Anadolu Alevîlerince, "YEDİ ULULAR" tabiri ile anılan Hakk aşıkı Ozanlarımızdan biri olan "HATAYÎ", Safevi tekkesi şeyhlerinden Şeyh Cüneyd'in torunudur. Şeyh Cüneyd, Akkoyunlu Sultanı Uzun Hasan'ın kız kardeşi Hatice Bengü ile evlenir. Hatice Bengü'den Şeyh Haydar dünyaya gelir. Şeyh Haydar da dayısı Uzun Hasan'ın Kızı Âlem Şah ile evlenir. Şeyh Haydar'ın, Âlem Şah'tan üç oğlu olur. (Ali Sultan, İsmail ve İbrahim)
Şeyh Haydar, Şirvan şahı Ferruh Yesar ile savaşırken, öldürüldü. Yetim kalan üç oğlu esir edilip İştahr kalesine hapsedildiler. Uzun zaman sonra serbest bırakılan yetimler gözaltında tutuldukları sırada babalarının müritleri tarafından Erdebil'e kaçırılmak istenir. Yakalanırlar, İsmail ve İbrahim’in Erdebil’e gönderilmesine müsaade edilirken, büyük kardeş olan Ali Sultan öldürülür. (1493)
İsmail ve İbrahim de sıkı takiptedirler. Rahat bırakılmıyorlardır. Müritleri onları Geylan'a kaçırıp Geylan Hükümdarı Karkeya Mirza Ali'ye teslim ettiler. Karkeya, İsmail'e Hoca tutup okuttu. Ona o devrin en iyi eğitimini temin etti. İsmail çok sıkı bir gizlilik içerisinde yetiştirilmeğe çalışıldı ve bu yüzden de Karkeya hayli baskı ve zorluk gördü. Sonuçta, İsmail çok iyi bir eğitim alarak, 12 yaşında yönetimi ele aldı. Tekke'ye bağlı Müritleri derleyip toparladı. Çocuk yaşta her yönden çevresini irşat eden bir kemalet sergiliyordu. Üzerindeki baskı ve zulüm onu idealinden alıkoyamadığı gibi, daha da kamçılıyordu.

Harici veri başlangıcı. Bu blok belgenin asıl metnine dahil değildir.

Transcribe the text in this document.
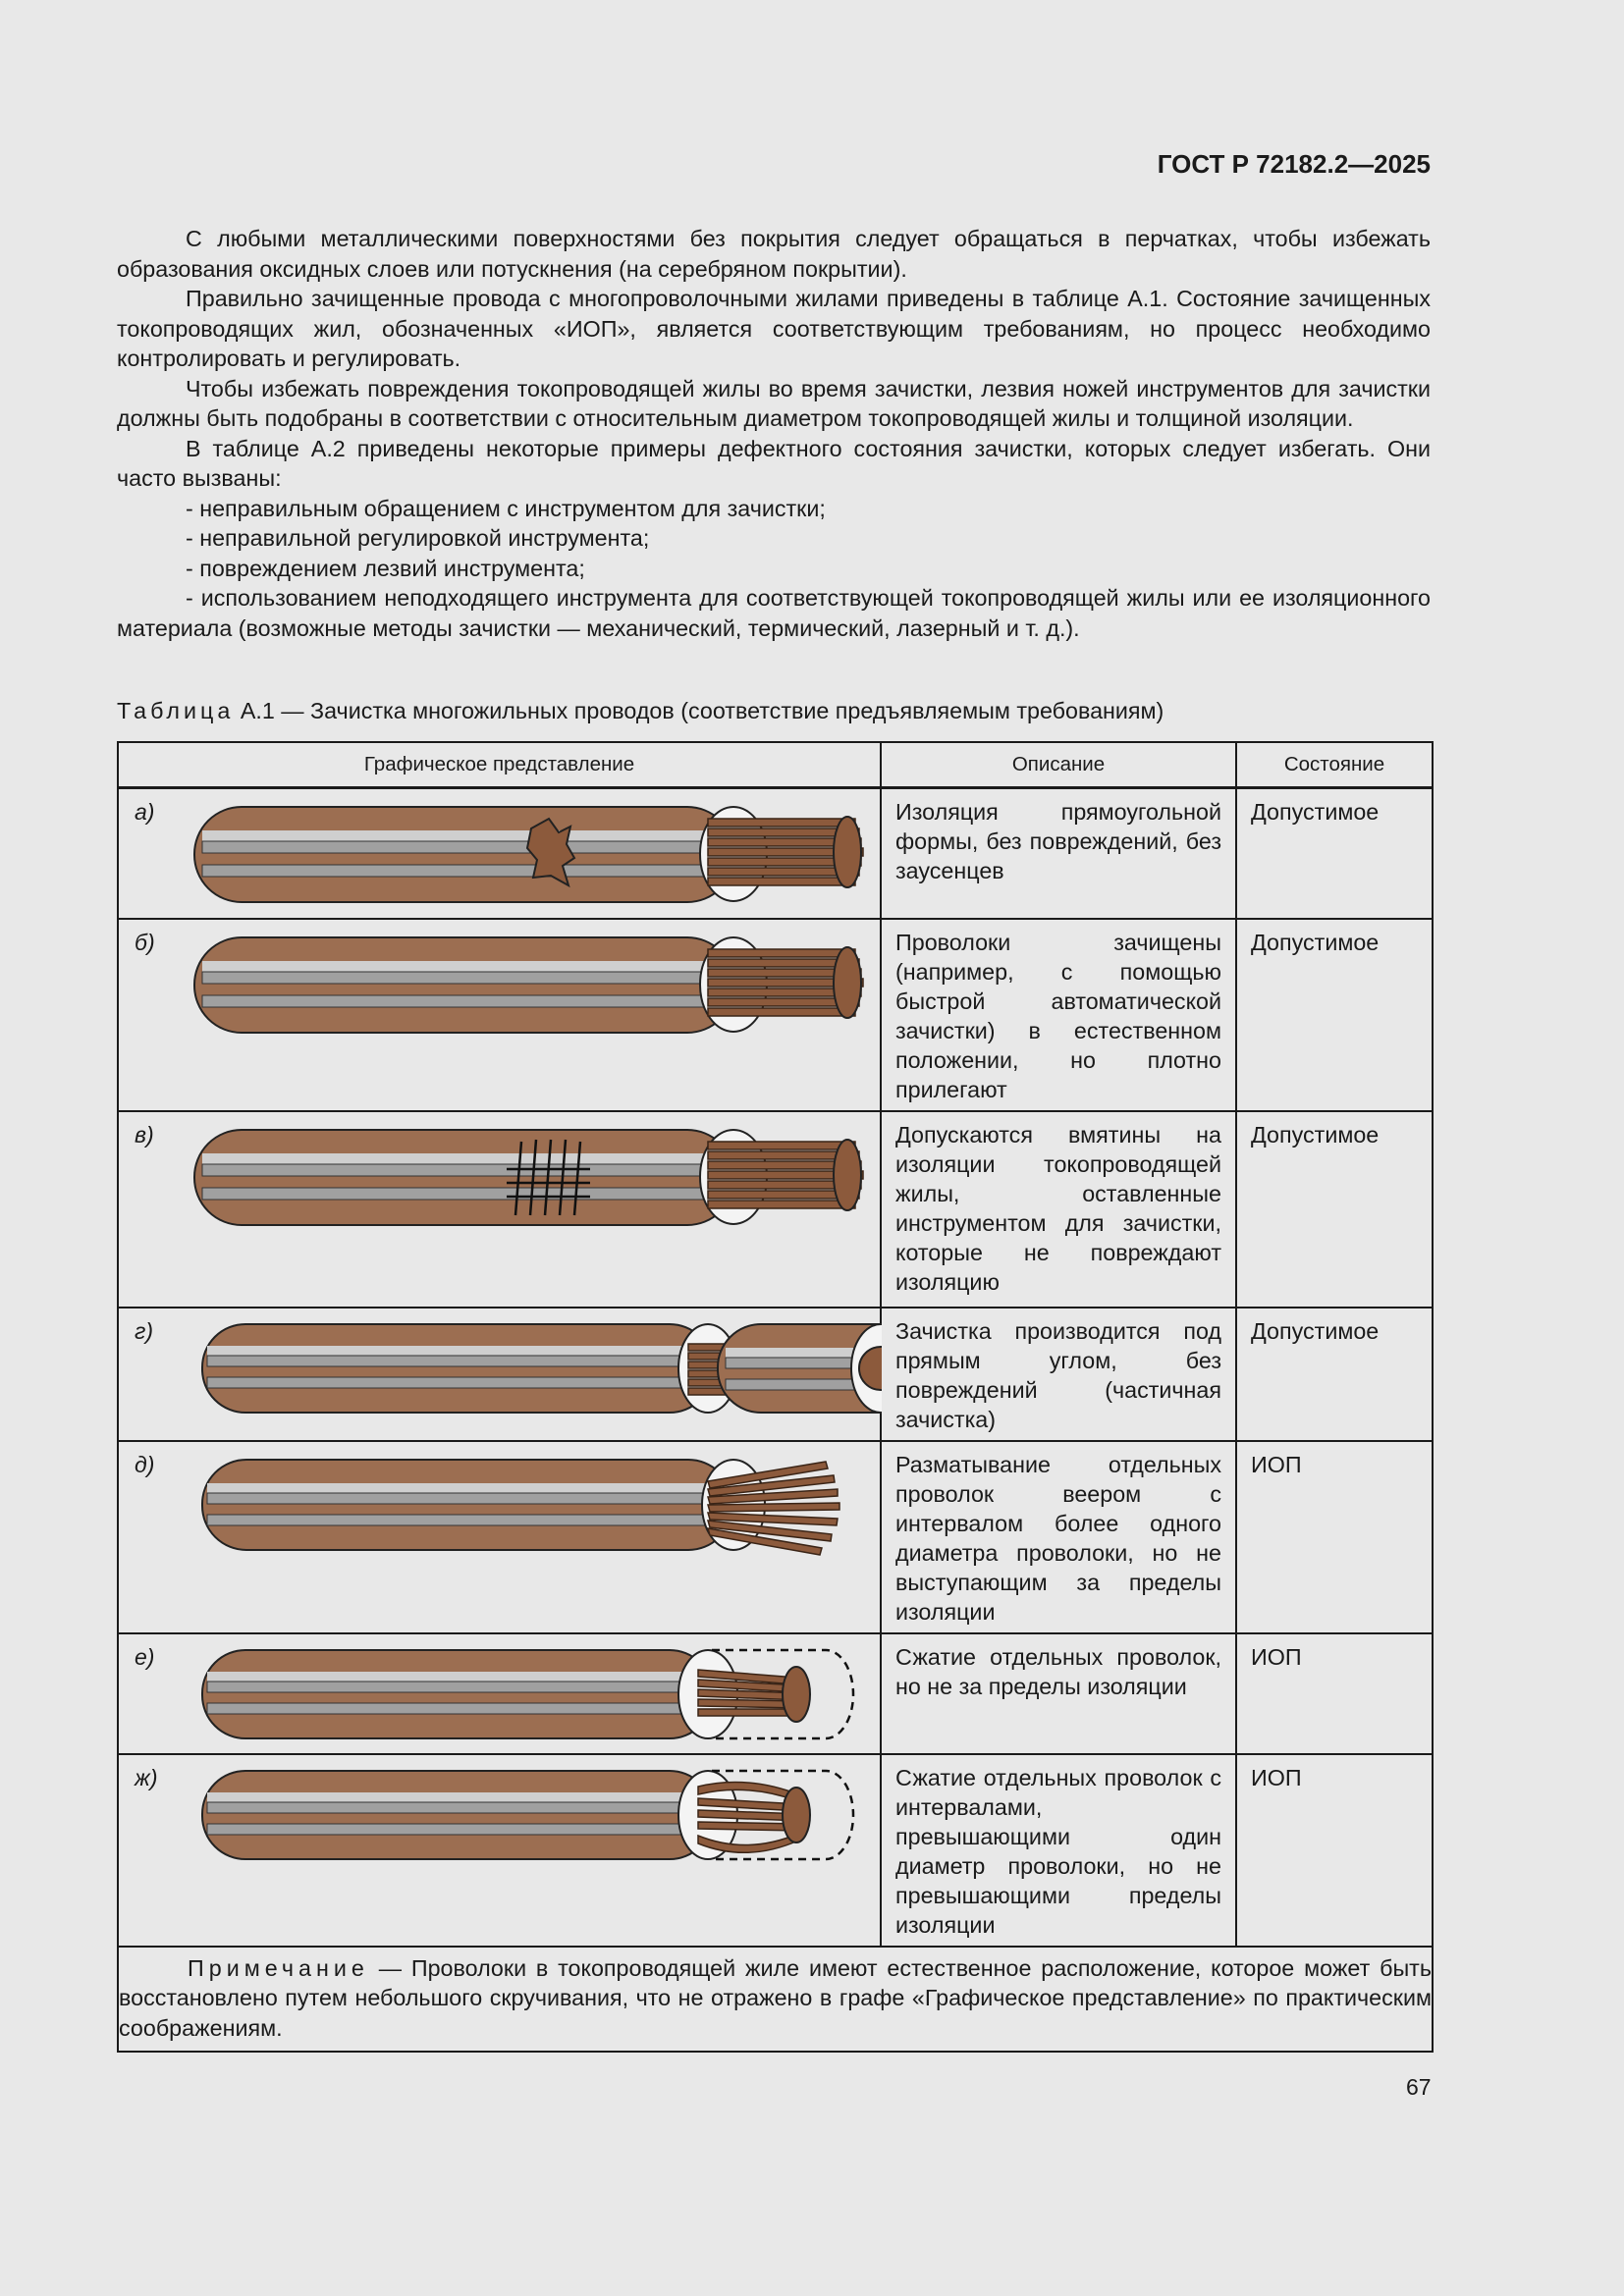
ГОСТ Р 72182.2—2025

С любыми металлическими поверхностями без покрытия следует обращаться в перчатках, чтобы избежать образования оксидных слоев или потускнения (на серебряном покрытии).

Правильно зачищенные провода с многопроволочными жилами приведены в таблице А.1. Состояние зачищенных токопроводящих жил, обозначенных «ИОП», является соответствующим требованиям, но процесс необходимо контролировать и регулировать.

Чтобы избежать повреждения токопроводящей жилы во время зачистки, лезвия ножей инструментов для зачистки должны быть подобраны в соответствии с относительным диаметром токопроводящей жилы и толщиной изоляции.

В таблице А.2 приведены некоторые примеры дефектного состояния зачистки, которых следует избегать. Они часто вызваны:

- неправильным обращением с инструментом для зачистки;

- неправильной регулировкой инструмента;

- повреждением лезвий инструмента;

- использованием неподходящего инструмента для соответствующей токопроводящей жилы или ее изоляционного материала (возможные методы зачистки — механический, термический, лазерный и т. д.).

Таблица А.1 — Зачистка многожильных проводов (соответствие предъявляемым требованиям)
Графическое представление	Описание	Состояние

а)	Изоляция прямоугольной формы, без повреждений, без заусенцев	Допустимое

б)	Проволоки зачищены (например, с помощью быстрой автоматической зачистки) в естественном положении, но плотно прилегают	Допустимое

в)	Допускаются вмятины на изоляции токопроводящей жилы, оставленные инструментом для зачистки, которые не повреждают изоляцию	Допустимое

г)	Зачистка производится под прямым углом, без повреждений (частичная зачистка)	Допустимое

д)	Разматывание отдельных проволок веером с интервалом более одного диаметра проволоки, но не выступающим за пределы изоляции	ИОП

е)	Сжатие отдельных проволок, но не за пределы изоляции	ИОП

ж)	Сжатие отдельных проволок с интервалами, превышающими один диаметр проволоки, но не превышающими пределы изоляции	ИОП

Примечание — Проволоки в токопроводящей жиле имеют естественное расположение, которое может быть восстановлено путем небольшого скручивания, что не отражено в графе «Графическое представление» по практическим соображениям.		

67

Yazdığı çok yönlü mânâ içeren deyişlerinin günümüzde itikat ve hâz ile söylenip dinlenerek "ders" alınmağa çalışılması O'nun ne derece derin bir "gönül sahibi” olduğunun kanıtıdır.
Dahası; beş asır evvel, Arap ve Fars edebiyatının dilimiz üzerinde hakimiyet kurduğu bir devirde, gayet ârı ve duru bir Türkçe ile deyişler yazıp Türk milletinin "dilinin" gelişmesine de yardımcı olması Şah İsmail Hatayî'nin çok yönlü bir önder kişi olduğunu gösterir. Ne yazık ki; iktidar hırsı ile babasını ve kardeşlerini katledecek kadar gaddar bir zalim hükümdarla karşı karşıya kalması, onu, Muhammed-Ali ve Ehlibeyt yolunda yapacağı birçok yararlı hizmetlerden alıkoymuştur.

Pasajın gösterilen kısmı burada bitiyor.